The protagonist of this economic recovery will be consumption, based on expectations that allow the release of non-intermediated and accrued monetary savings in a precautionary manner, and/or in anticipation of future fiscal costs. In both scenarios, the monetary policy of developed economies remains extremely accommodative and anti-cyclical in its quest to produce unprecedented favorable liquidity conditions and in its effort to accommodate fiscal policy. There is no doubt about this, despite some cases where the central bank has already projected the possible abandonment of zero rates in early 2022, as is the case with the Norges Bank.
This reduces the recovery to the contribution of developed markets, which will capitalize on the dual monetary and fiscal momentum and contribute two thirds of the output gap closure through the advance of private demand. Emerging markets, however, will have a longer path, given past imbalances and vulnerabilities.
This recovery scenario depends on the balance of risks, including, inter alia: the reduction of risks related to foreign policy, as a more transparent, multilateral and composed approach is expected in light of the new US scenario and the victory of the Democratic Party led by Joe Biden; the economic recession caused by the lockdown and social distancing measures implemented to tackle the COVID-19 pandemic, which pushed the global debt-to-GDP ratio to a new historical peak of 356 percent in the third quarter of 2020; the intensity of adverse geopolitical events, which is still high as global uncertainty is consolidated, opening the gap between advanced and emerging countries and enhanced by further institutional deterioration; and the consequences of a new wave of COVID-19 infections, the risk of viral mutations and the prospect that the outlook for the first half of 2021 could be thrown off balance by further containment measures.
The return of the economy to pre-crisis levels will take place within the framework of a new international context with profound changes among the main players. In line with the IMF’s recent forecasts, I believe that China will play a key role in the global recovery. It is a formidable geopolitical, technological and commercial rival, and its status and relationship with the United States and the European Union is transforming accordingly. Latin America has been the region most affected by the COVID-19 virus due to the lukewarm economic response (limited fiscal space), poor healthcare preparedness and capacity, and existing imbalances and vulnerabilities (poor savings, external vulnerability, dependence on the cycle of raw materials and the tourism sector). In the US, the Trump era with its bilateral and autonomous approach has come to an end, and the Biden administration has reversed many of its predecessor’s policies.

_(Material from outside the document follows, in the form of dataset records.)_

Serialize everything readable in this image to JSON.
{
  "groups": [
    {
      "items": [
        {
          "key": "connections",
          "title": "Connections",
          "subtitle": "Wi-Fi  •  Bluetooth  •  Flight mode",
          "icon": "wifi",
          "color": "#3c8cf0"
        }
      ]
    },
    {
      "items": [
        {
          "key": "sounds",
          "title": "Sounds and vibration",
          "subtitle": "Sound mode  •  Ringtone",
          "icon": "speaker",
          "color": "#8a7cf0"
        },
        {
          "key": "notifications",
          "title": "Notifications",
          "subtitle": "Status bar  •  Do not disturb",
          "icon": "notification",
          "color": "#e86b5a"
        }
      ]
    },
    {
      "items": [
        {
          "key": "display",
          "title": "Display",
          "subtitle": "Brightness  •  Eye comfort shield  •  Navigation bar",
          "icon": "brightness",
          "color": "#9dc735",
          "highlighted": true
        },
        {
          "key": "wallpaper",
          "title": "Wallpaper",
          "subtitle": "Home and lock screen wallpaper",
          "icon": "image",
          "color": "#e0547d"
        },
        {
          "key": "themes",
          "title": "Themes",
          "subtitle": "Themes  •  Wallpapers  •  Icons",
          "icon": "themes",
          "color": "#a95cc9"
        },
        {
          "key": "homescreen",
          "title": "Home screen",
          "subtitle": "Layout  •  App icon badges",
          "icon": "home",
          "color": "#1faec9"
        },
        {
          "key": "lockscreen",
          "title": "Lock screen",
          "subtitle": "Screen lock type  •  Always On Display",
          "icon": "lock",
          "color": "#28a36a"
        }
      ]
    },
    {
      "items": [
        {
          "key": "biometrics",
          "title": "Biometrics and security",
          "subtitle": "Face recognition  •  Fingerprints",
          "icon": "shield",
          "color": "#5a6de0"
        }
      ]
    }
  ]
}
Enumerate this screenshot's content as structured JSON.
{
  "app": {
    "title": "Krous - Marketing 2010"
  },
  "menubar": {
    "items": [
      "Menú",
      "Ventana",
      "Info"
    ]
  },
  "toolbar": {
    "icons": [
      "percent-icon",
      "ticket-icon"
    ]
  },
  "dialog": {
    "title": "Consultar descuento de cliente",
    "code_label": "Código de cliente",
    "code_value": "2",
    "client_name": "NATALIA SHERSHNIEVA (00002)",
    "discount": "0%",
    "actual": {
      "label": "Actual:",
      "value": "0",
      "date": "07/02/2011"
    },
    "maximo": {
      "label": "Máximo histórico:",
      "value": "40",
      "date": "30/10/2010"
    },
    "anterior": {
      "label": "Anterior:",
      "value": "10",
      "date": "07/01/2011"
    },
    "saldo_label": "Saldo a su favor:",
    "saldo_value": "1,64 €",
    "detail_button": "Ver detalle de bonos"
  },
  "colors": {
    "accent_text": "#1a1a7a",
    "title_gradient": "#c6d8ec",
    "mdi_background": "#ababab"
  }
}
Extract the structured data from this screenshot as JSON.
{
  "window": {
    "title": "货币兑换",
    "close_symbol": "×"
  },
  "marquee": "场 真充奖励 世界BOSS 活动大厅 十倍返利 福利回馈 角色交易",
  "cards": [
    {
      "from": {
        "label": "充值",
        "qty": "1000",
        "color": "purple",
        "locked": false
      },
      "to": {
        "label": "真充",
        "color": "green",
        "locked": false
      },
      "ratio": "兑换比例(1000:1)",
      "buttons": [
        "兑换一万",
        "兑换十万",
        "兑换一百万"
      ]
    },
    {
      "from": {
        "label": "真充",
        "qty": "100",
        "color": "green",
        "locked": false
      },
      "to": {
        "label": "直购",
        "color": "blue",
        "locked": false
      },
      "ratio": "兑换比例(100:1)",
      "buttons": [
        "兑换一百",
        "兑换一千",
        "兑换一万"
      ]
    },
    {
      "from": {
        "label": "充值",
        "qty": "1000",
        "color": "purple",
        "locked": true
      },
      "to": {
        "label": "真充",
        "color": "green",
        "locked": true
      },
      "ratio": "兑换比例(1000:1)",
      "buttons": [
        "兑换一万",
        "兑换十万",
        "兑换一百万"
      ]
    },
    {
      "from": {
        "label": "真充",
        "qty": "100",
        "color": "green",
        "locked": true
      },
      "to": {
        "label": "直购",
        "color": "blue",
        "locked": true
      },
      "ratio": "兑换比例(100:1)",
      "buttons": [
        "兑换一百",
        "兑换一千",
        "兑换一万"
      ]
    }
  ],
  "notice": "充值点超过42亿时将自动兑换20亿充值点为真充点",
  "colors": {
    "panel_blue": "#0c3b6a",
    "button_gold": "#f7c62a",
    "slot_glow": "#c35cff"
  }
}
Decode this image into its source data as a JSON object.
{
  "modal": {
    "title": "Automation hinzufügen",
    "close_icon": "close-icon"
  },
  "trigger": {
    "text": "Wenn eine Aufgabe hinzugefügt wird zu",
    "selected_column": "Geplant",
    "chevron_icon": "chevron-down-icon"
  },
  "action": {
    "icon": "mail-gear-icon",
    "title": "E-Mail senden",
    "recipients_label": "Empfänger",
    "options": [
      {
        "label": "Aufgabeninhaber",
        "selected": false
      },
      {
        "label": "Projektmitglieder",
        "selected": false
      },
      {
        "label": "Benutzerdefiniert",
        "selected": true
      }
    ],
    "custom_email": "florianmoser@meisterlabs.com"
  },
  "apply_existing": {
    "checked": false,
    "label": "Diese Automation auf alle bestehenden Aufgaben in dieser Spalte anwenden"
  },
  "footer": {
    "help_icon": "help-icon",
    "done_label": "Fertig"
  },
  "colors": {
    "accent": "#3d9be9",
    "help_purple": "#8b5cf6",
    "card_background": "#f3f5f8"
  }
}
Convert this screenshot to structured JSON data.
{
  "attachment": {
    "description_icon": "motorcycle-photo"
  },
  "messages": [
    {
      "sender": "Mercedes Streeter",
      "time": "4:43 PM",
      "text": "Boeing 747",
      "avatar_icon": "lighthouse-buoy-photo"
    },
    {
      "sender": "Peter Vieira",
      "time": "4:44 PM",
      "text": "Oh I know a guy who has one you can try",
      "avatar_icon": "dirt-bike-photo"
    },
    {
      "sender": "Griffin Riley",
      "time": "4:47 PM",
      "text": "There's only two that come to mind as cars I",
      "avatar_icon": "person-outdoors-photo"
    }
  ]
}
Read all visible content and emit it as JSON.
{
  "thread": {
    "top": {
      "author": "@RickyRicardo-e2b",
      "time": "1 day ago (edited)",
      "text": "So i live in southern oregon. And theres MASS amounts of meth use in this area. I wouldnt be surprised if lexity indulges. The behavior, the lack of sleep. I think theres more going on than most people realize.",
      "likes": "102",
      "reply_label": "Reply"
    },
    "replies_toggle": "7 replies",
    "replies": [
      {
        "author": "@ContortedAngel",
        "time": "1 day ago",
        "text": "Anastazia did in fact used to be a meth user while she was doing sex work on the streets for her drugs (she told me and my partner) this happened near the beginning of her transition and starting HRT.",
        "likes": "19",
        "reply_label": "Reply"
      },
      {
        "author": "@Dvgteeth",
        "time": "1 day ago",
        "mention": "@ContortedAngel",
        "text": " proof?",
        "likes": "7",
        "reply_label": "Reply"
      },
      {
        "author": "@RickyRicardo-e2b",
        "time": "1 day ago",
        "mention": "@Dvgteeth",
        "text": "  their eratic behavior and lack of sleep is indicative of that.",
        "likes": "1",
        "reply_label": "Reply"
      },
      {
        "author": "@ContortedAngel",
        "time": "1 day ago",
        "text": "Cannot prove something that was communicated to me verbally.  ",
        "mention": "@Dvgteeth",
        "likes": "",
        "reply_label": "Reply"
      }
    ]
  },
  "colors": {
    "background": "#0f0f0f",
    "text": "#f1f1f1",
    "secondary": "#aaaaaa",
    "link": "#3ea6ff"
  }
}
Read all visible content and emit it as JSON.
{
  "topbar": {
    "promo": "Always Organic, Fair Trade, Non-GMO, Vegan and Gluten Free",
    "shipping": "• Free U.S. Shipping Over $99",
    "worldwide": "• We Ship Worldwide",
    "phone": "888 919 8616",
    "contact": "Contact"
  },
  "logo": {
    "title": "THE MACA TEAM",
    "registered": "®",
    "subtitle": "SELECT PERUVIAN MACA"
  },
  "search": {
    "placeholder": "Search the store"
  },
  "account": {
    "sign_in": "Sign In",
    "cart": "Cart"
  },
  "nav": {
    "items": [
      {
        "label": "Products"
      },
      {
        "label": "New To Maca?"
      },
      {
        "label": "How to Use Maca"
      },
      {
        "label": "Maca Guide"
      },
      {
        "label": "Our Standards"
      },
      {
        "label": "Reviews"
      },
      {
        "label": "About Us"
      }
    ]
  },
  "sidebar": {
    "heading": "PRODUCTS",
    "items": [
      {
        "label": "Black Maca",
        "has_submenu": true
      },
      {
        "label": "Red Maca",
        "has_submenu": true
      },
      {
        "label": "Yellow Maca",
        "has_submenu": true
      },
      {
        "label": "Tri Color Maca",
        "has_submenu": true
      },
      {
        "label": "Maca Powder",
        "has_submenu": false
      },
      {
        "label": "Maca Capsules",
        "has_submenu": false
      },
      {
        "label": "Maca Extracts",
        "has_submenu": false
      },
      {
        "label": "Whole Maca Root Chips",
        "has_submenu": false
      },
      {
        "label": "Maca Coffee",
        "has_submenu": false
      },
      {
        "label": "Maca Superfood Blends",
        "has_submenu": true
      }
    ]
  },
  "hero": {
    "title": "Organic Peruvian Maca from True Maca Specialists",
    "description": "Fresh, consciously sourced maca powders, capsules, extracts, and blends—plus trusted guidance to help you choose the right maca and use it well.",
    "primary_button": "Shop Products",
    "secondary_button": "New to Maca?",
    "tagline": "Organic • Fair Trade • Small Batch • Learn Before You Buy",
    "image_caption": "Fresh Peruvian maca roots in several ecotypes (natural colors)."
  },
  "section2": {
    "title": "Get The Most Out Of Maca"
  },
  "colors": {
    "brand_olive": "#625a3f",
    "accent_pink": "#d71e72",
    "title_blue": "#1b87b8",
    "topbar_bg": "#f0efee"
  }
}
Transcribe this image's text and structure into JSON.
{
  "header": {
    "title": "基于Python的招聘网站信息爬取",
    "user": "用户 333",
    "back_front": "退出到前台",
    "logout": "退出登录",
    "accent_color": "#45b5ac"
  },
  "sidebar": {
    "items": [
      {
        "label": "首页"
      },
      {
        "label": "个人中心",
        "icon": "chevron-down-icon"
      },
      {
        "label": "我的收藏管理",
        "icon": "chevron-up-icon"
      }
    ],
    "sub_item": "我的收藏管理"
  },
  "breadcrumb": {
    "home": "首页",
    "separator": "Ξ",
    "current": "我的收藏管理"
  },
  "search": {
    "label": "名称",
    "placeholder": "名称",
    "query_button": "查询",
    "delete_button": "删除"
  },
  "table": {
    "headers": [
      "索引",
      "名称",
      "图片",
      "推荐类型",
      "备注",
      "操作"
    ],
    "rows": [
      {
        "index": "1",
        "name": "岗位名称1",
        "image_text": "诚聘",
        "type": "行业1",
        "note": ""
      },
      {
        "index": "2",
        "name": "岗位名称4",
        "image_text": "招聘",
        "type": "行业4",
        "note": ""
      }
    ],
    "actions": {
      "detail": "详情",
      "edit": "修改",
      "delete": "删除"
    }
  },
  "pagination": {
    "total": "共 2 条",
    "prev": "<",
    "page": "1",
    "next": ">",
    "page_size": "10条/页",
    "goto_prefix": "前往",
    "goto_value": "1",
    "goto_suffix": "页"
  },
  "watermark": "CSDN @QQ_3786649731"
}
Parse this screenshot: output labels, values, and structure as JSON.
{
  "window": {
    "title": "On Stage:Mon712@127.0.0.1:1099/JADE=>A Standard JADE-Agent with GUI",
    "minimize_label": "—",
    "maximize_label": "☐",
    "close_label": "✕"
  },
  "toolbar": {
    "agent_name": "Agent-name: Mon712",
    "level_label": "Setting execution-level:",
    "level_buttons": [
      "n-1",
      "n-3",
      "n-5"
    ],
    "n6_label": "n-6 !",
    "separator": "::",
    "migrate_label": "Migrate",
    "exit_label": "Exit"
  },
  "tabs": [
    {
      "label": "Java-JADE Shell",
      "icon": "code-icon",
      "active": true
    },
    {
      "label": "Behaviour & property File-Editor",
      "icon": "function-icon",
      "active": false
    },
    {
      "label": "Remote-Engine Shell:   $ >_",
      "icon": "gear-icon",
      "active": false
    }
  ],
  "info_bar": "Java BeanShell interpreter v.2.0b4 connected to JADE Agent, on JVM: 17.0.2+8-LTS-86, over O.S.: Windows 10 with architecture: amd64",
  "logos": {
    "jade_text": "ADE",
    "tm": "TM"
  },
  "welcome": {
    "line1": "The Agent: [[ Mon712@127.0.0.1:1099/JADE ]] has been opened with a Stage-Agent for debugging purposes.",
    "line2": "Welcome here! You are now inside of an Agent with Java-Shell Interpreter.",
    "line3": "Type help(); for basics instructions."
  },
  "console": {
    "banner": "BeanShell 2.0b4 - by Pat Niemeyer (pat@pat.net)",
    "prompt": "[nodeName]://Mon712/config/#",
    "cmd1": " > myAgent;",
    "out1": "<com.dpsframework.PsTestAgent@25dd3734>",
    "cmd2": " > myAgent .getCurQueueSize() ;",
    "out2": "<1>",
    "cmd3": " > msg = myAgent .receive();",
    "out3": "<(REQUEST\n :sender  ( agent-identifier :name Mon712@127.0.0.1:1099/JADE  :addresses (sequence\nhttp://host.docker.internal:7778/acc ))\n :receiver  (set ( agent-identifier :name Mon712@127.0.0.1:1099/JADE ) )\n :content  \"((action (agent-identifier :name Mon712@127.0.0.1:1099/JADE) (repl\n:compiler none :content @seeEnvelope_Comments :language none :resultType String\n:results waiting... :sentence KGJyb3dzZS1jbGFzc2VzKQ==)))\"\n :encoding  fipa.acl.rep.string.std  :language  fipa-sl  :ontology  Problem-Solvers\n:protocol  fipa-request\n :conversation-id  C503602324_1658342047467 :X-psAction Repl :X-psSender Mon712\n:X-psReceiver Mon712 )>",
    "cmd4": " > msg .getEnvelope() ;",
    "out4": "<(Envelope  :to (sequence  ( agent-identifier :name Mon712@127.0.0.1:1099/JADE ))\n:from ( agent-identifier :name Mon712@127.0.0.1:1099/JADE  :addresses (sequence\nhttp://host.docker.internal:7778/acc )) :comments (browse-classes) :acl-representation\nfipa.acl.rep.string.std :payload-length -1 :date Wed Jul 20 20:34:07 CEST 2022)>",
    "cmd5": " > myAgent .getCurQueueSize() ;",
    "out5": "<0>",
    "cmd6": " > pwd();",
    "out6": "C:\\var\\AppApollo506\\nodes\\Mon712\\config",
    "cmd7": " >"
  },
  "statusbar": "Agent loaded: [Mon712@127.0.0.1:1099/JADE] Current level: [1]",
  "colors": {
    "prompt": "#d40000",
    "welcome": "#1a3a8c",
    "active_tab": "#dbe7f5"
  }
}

In Europe, despite recent outbreaks, a significant growth rebound is expected in 2021, albeit insufficient to achieve pre-crisis levels before mid-2022; and the output gap will not close before 2024. Spain, where we’ve seen a growth of 6.1 percent, will be the economy that takes longest to recover what has been lost during this crisis.
In summary, with the recent confirmation of new viral strains, the news stemming from the pandemic leaves little room for optimism. However, in macroeconomic terms, some resilience was shown in the fourth quarter and the new normal is just around the corner. Therefore, the next upturn in economic activity will have implications for the interest rate curve, inflation and exchange rates. But let’s leave that until the next edition.